[금소법 전격 시행] Will the troublesome incomplete sales be eradicated?

# “There is no loss of your principal.” A bank employee introduced the fund product to Mr. B in his 80s, saying, “No matter what, the investment capital must be preserved.” Mr. B, whose investment grade is 5th grade, could not sign up for this product, which could lead to a loss of principal, but the bank encouraged him to sign a’confirmation of oversubscription to risk grade’. Mr. B was in a situation where he couldn’t read documents properly due to his poor eyesight due to his old age. As a result of the Financial Supervisory Service’s investigation, it was revealed that Bank A sold dangerous goods without a proper explanation to Mr. B.


As the Financial Consumer Protection Act (Money Soo Act) comes into force on the 25th, damage cases like Mr. B are expected to be greatly reduced. This is because it is expected to become a watershed in the financial market, such as further strengthening of consumer rights. In particular, controversy over incomplete sales surrounding the financial sector, such as the fund crisis, which has become a problem recently, is also expected to significantly decrease.

The key to this law is to increase consumer rights and interests, and to impose heavier responsibilities on financial companies such as banks and securities companies. In particular, when a financial company sells financial products, it focuses on the imposition of six obligations: △conformity principle △appropriateness principle △duty to explain △prohibition of unfair business △prohibition of unfair solicitation △prohibition of false exaggerated advertisement

Here, the conformity principle states that financial companies can only recommend financial products designed similar to the consumer’s investment tendency, such as risk-taking and stability-oriented. In addition, according to the principle of adequacy, financial companies must inform them in advance if the financial products that consumers decide to invest do not match their property and investment preferences.

This law of law was created on the background of’incomplete sales’, which has been deeply rooted in the financial sector. During the 2008 foreign exchange derivative KIKO crisis, the necessity was raised for the first time as SMEs exported to Korea suffered great damage.

Then, in 2011, when the bankruptcy of savings broke out, discussions began in the National Assembly. At the 18th National Assembly, then Democratic Party lawmaker Park Seon-sook made the first proposal. However, at the time of the Lee Myung-bak and Park Geun-hye administrations, it was not possible to cross the threshold of the National Assembly as a keynote at the time of easing financial regulations.

Afterwards, the Moon Jae-in administration began to gain momentum. Shortly after the inauguration of President Moon Jae-in in May 2017, the Financial Services Commission proposed the prohibition against law as government legislation. In the following two years, it was predicted to follow the same procedure as before, as the National Assembly’s Political Affairs Committee failed to pass the legal review subcommittee, but the necessity of enacting it was attracted attention as the private equity accident broke out in 2019. In that year, the damages of the DLF and Lime incidents were reported, and the ban on law in November passed the National Assembly’s political committee. After passing the National Assembly Judiciary Committee and the Main Assembly Committee in March last year, it was implemented in 11 years.

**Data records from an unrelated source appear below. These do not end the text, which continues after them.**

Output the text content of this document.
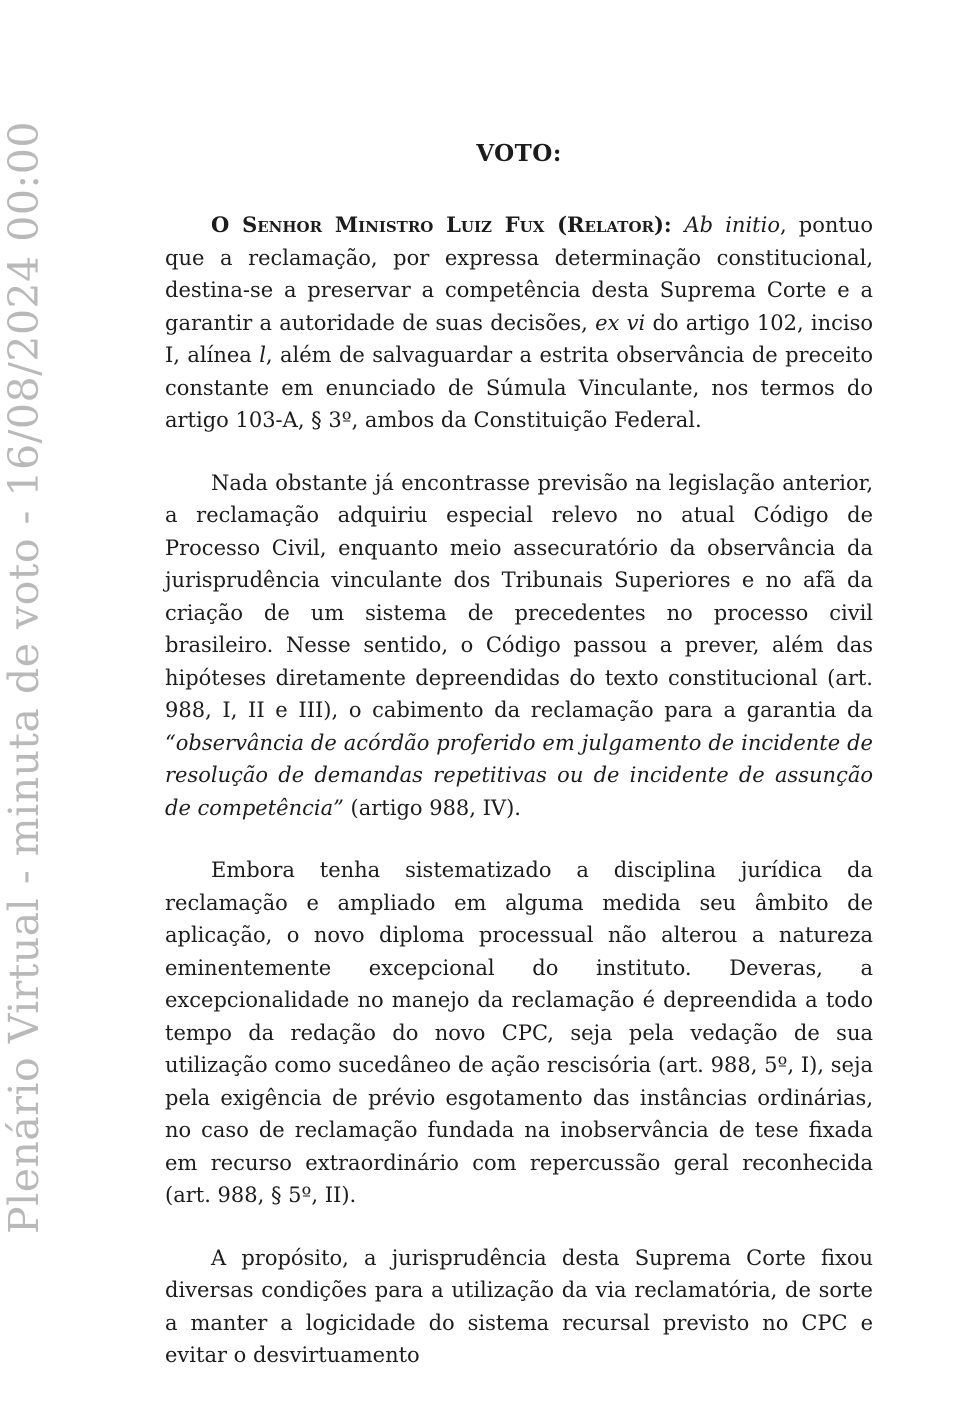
Plenário Virtual - minuta de voto - 16/08/2024 00:00	VOTO:

O Senhor Ministro Luiz Fux (Relator): Ab initio, pontuo que a reclamação, por expressa determinação constitucional, destina-se a preservar a competência desta Suprema Corte e a garantir a autoridade de suas decisões, ex vi do artigo 102, inciso I, alínea l, além de salvaguardar a estrita observância de preceito constante em enunciado de Súmula Vinculante, nos termos do artigo 103-A, § 3º, ambos da Constituição Federal.

Nada obstante já encontrasse previsão na legislação anterior, a reclamação adquiriu especial relevo no atual Código de Processo Civil, enquanto meio assecuratório da observância da jurisprudência vinculante dos Tribunais Superiores e no afã da criação de um sistema de precedentes no processo civil brasileiro. Nesse sentido, o Código passou a prever, além das hipóteses diretamente depreendidas do texto constitucional (art. 988, I, II e III), o cabimento da reclamação para a garantia da “observância de acórdão proferido em julgamento de incidente de resolução de demandas repetitivas ou de incidente de assunção de competência” (artigo 988, IV).

Embora tenha sistematizado a disciplina jurídica da reclamação e ampliado em alguma medida seu âmbito de aplicação, o novo diploma processual não alterou a natureza eminentemente excepcional do instituto. Deveras, a excepcionalidade no manejo da reclamação é depreendida a todo tempo da redação do novo CPC, seja pela vedação de sua utilização como sucedâneo de ação rescisória (art. 988, 5º, I), seja pela exigência de prévio esgotamento das instâncias ordinárias, no caso de reclamação fundada na inobservância de tese fixada em recurso extraordinário com repercussão geral reconhecida (art. 988, § 5º, II).

A propósito, a jurisprudência desta Suprema Corte fixou diversas condições para a utilização da via reclamatória, de sorte a manter a logicidade do sistema recursal previsto no CPC e evitar o desvirtuamento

Despite the mixed evaluation of the gold law, the reason why incomplete sales of financial products are still in progress is the reason why they are raising a lot of expectations. In particular, in the past five years, the damage from incomplete sales of financial products such as banks and securities companies has been concentrated on the elderly.

According to the’Age Status of Incomplete Sales Victims for Five Years’ (2016-June of last year) submitted by the Financial Supervisory Service by Rep. Kim Hee-gon, 1,820 dispute mediation applications were filed in relation to the incomplete sales of products at banks and securities companies.

In particular, the elderly aged 60 or older accounted for 782 cases (43.0%). It was found that applications for dispute mediation of incomplete sales of financial products by elderly people over 60 years of age have increased sharply since 2019, when insolvent private equity funds such as Lime began to break out.

The number of applications for settlement of disputes on bank products by the elderly over the age of 60 has increased significantly from 46 in 2018 to 234 last year. Until June of last year, 175 cases were received. For securities company products, there were 32 applications for dispute mediation in 2018 and 23 in 2019, but last year it recorded 106 cases in half a year.

It is expected that the prohibition law in effect on this day will drastically reduce such problems.

Lee Jung-moon, a member of the National Assembly’s political committee, said, “There are concerns about the contraction of the financial industry, but nevertheless, because the protection of financial consumers is more important, we welcome the enforcement.” I look forward to it.”